A fair articulation, assuming Rule 23 did not alter matters. But an incentive award has never been structured as a payment of salary—I have never seen a class representative argue that they make $x an hour and invested y hours to defending the suit and so should recover $xy as an incentive award. Yet the Johnson panel had little trouble drawing a correlation: “It seems to us that the modern-day incentive award for a class representative is roughly analogous to a salary—in Greenough’s terms, payment for “personal services.”
Fair enough. But the Court goes much further. And pay careful attention here because this is where the Johnson panel makes it clear what the end game is:
If anything, we think that modern-day incentive awards present even more pronounced risks than the salary and expense reimbursements disapproved in Greenough. Incentive awards are intended not only to compensate class representatives for their time (i.e., as a salary), but also to promote litigation by providing a prize to be won (i.e., as a bounty).
There it is. The Johnson panel just invalidated incentive awards because they tend to “promote litigation.” No incentive awards. Less litigation. That is the direct, necessary, and intended consequence of the Johnson opinion—don’t let anyone tell you different.
The Johnson panel wraps its analysis–as has become somewhat common in TCPA cases narrowly reading or applying the statute of late—imploring Congress or a higher court to fix the result if they so deem but bragging of the handcuffs that force the instant result:
Although it’s true that such awards are commonplace in modern class-action litigation, that doesn’t make them lawful, and it doesn’t free us to ignore Supreme Court precedent forbidding them. If the Supreme Court wants to overrule Greenough and Pettus, that’s its prerogative. Likewise, if either the Rules Committee or Congress doesn’t like the result we’ve reached, they are free to amend Rule 23 or to provide for incentive awards by statute. But as matters stand now, we find ourselves constrained to reverse the district court’s approval of Johnson’s $6,000 award.
The end. No more incentive awards. In any amount. Period.

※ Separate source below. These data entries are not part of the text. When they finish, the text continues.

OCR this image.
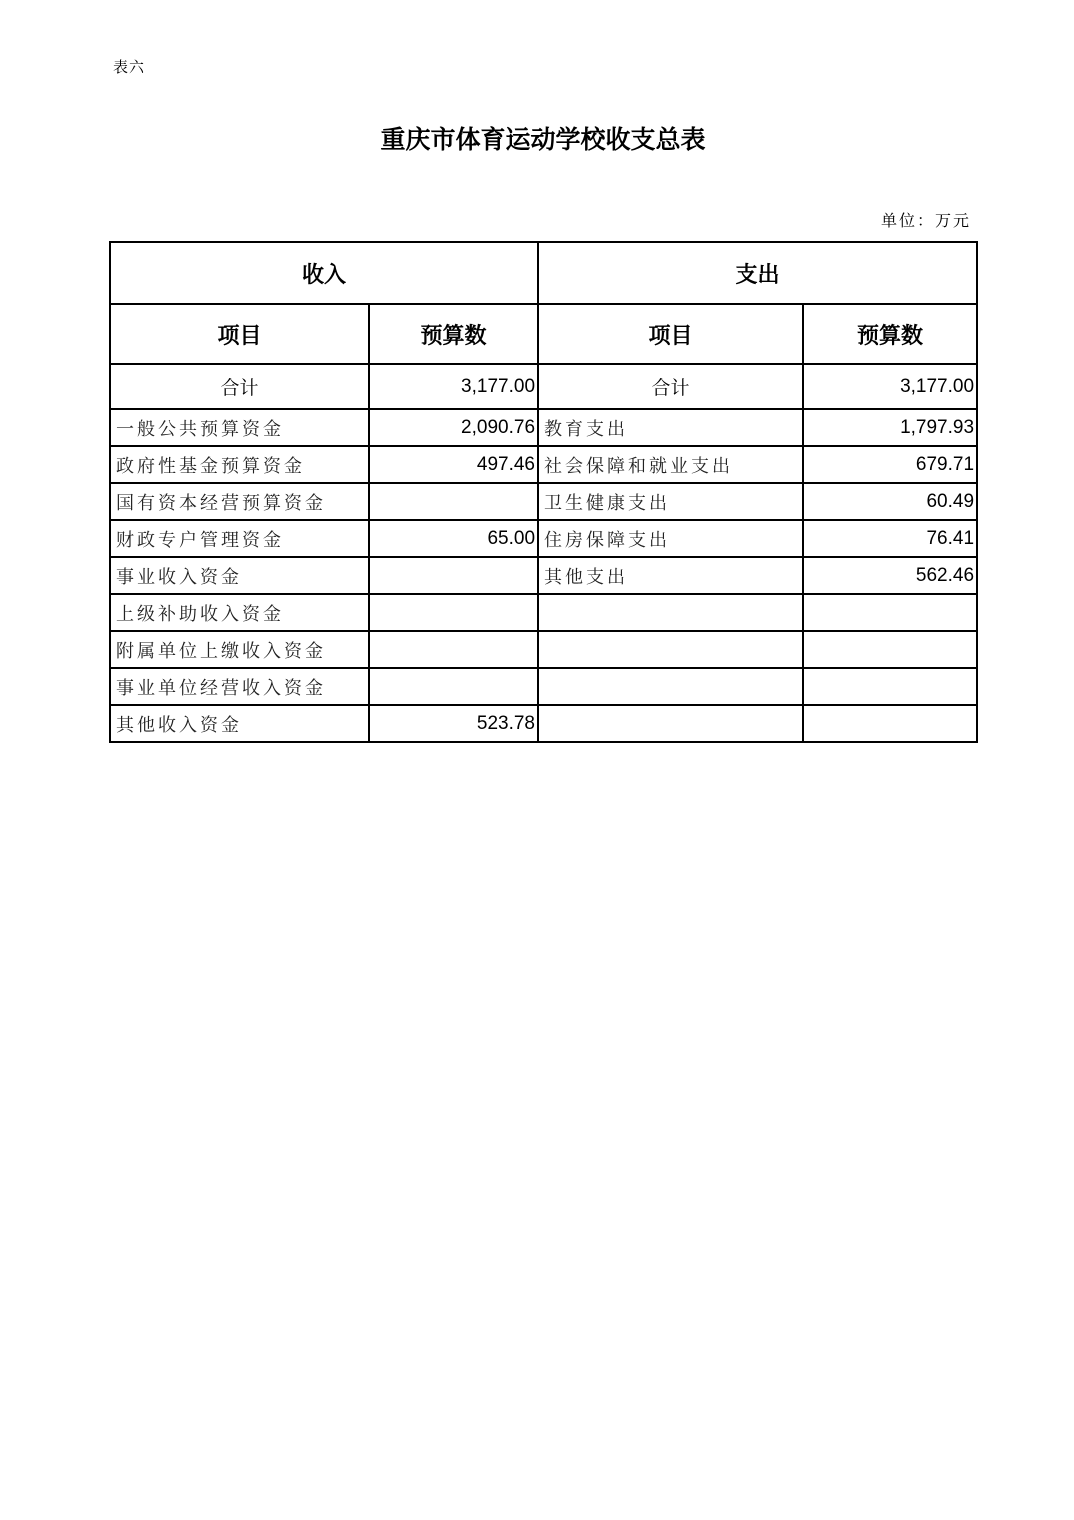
表六
重庆市体育运动学校收支总表
单位：万元
收入		支出	
项目	预算数	项目	预算数
合计	3,177.00	合计	3,177.00
一般公共预算资金	2,090.76	教育支出	1,797.93
政府性基金预算资金	497.46	社会保障和就业支出	679.71
国有资本经营预算资金		卫生健康支出	60.49
财政专户管理资金	65.00	住房保障支出	76.41
事业收入资金		其他支出	562.46
上级补助收入资金			
附属单位上缴收入资金			
事业单位经营收入资金			
其他收入资金	523.78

In addition to itself stamping out incentive awards, the Johnson panel advised that district courts may not “rubber stamp” approval to class action settlements. Summary approvals or settlements and fee awards are forbidden. As are summary rulings on objections to such settlements. Reasoned analysis is required in all corners and at all times in evaluating such settlements.
It will be absolutely fascinating to see whether the rule of Johnson eradicating incentive awards-which is broad enough to apply to all consumer class litigation and not just TCPA cases—will be adopted in other courts. It will be, perhaps, even more interesting to see how Dickenson, and her counsel, are compensated for bringing so much improvement to the class settlement at issue. Perhaps the day is not so far away that objecting to class action settlements is more profitable work than filing class actions in the first place.
At bottom I can’t say Johnson is wrongly decided, but it is certainly deliberately decided and in a mold-breaking sort of way. This was a clear message folks—the Eleventh Circuit does not want your consumer class action. Bring it somewhere else. You no longer have any incentive to file it here.
We’ll keep an eye out for the en banc petition papers.